Praktisch jedes Gespräch, sei es eine schriftliche Korrespondenz oder ein lockeres Gespräch, begann mit einer Bemerkung über das Wetter, und die Einheimischen beschrieben die saisonalen Veränderungen sehr detailliert, sei es ein saisonales Lieblingsgericht, der Beginn des Monsuns oder die Ankunft der Kirschblüten. Es gibt viele saisonale Redewendungen, wie etwa Haru-ichiban, die erste stürmische Brise des Frühlings, und Fuyu-shōgun, „allgemeiner Winter“, eine Vermenschlichung der tiefen Winterkälte. Aber ich habe den Überblick verloren, wie oft meine Frau, die Japanerin ist, oder ihre Freunde sich darüber beklagt haben, wie unberechenbar das Wetter seit ihrer Kindheit geworden ist. Und das ist nicht nur eine müßige, rosarote Erinnerung. Studien zeigen, dass die Sommer in Tokio wirklich länger werden und das heiße Wetter in den letzten Jahren etwa fünfzig Tage länger anhielt als im 20. Jahrhundert.
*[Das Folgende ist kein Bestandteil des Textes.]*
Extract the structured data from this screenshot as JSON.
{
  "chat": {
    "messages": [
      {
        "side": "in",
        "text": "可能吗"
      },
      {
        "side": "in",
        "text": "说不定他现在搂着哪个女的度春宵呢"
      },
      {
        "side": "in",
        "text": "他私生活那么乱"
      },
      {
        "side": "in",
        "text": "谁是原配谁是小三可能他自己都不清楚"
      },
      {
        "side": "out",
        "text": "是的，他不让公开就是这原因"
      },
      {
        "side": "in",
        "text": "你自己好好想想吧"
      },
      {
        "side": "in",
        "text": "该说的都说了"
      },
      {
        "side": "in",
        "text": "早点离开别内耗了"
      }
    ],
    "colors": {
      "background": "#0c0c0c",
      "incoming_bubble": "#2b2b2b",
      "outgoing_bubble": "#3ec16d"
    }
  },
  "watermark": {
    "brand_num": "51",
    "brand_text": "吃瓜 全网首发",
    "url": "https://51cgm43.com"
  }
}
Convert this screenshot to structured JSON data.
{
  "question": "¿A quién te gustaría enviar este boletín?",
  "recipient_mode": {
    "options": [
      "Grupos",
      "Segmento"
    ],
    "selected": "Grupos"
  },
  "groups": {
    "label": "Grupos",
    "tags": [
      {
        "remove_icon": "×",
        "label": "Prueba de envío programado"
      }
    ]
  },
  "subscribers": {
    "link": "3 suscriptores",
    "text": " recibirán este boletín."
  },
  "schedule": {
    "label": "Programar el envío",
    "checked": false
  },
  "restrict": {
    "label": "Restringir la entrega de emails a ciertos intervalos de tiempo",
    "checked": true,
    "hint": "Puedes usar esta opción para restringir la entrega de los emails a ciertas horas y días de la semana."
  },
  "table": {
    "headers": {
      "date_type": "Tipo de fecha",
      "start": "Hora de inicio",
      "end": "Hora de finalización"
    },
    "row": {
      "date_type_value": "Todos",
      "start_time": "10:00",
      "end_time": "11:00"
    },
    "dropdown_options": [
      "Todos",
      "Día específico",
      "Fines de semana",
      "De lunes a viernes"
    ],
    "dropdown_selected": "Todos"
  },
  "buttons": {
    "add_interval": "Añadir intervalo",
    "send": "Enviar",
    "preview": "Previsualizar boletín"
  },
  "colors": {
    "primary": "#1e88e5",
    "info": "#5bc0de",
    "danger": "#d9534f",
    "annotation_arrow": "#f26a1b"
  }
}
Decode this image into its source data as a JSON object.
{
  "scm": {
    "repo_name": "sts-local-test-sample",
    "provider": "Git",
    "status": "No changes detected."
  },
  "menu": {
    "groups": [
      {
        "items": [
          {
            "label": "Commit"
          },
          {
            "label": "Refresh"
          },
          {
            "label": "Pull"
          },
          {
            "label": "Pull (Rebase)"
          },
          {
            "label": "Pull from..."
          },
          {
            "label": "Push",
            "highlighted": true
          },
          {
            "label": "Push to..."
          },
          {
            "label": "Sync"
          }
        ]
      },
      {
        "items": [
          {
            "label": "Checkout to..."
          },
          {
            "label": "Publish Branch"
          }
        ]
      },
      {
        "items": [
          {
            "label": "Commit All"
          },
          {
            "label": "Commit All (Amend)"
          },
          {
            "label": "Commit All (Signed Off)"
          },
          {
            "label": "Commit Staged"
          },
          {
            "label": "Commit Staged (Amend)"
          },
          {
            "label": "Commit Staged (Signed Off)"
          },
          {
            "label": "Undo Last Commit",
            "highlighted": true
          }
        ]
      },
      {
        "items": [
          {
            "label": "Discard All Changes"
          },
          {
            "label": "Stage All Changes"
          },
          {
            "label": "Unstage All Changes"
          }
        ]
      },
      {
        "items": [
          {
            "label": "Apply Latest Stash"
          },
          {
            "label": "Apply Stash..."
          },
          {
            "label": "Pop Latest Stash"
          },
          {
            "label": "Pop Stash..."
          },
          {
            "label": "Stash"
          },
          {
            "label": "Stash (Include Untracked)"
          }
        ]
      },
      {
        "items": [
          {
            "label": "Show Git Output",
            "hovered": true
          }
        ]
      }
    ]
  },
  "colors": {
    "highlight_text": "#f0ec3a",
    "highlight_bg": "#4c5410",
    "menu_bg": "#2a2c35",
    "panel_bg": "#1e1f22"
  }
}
Für Generationen von Japanern war das Klima mehr als nur das Wetter; es repräsentiert eine Kultur, sogar eine Art Identität. Der Klimawandel bringt diese geschätzten Traditionen allmählich ins Wanken. Viele saisonale Kigo, diese Bausteine ​​des Haiku, verlieren ihre Bedeutung, da sich das Klima weiter verändert. Nehmen Sie Koharubiyori, ein Kigo, mit dem ein einst seltener Sommertag mitten im Herbst beschrieben wird. „Heutzutage sind zu dieser Jahreszeit mehr Tage warm“, sagte der Dichter Etsuya Hirose zu Nikkei. „Man kann sich also nicht wirklich in dieses Kigo, diese Jahreszeit und diese Emotionen hineinversetzen.“

In früheren Zeiten lenkten die Menschen in Japan die Flaute des Sommers mit gruseligen Geschichten ab. Aber man darf die Veränderungen, die jetzt stattfinden, nicht ignorieren, da die steigenden Temperaturen die japanische Kultur verändern und Spaltungen in der Gesellschaft offenlegen. Japan, das der Zeit in beneidenswerter und nicht beneidenswerter Weise voraus ist, dient seit langem als Vorbote der Probleme postindustrieller Nationen. Wie die Umfragen und Proteste in Tokio zeigen, scheinen viele Japaner das Gefühl zu haben, dass die Zeit für eine neue Geschichte gekommen ist, in der die Staats- und Regierungschefs den Klimawandel mit offenen Augen angehen. ♦

In einer früheren Version dieses Artikels wurde der Regisseur von „Summer Wars“ falsch identifiziert.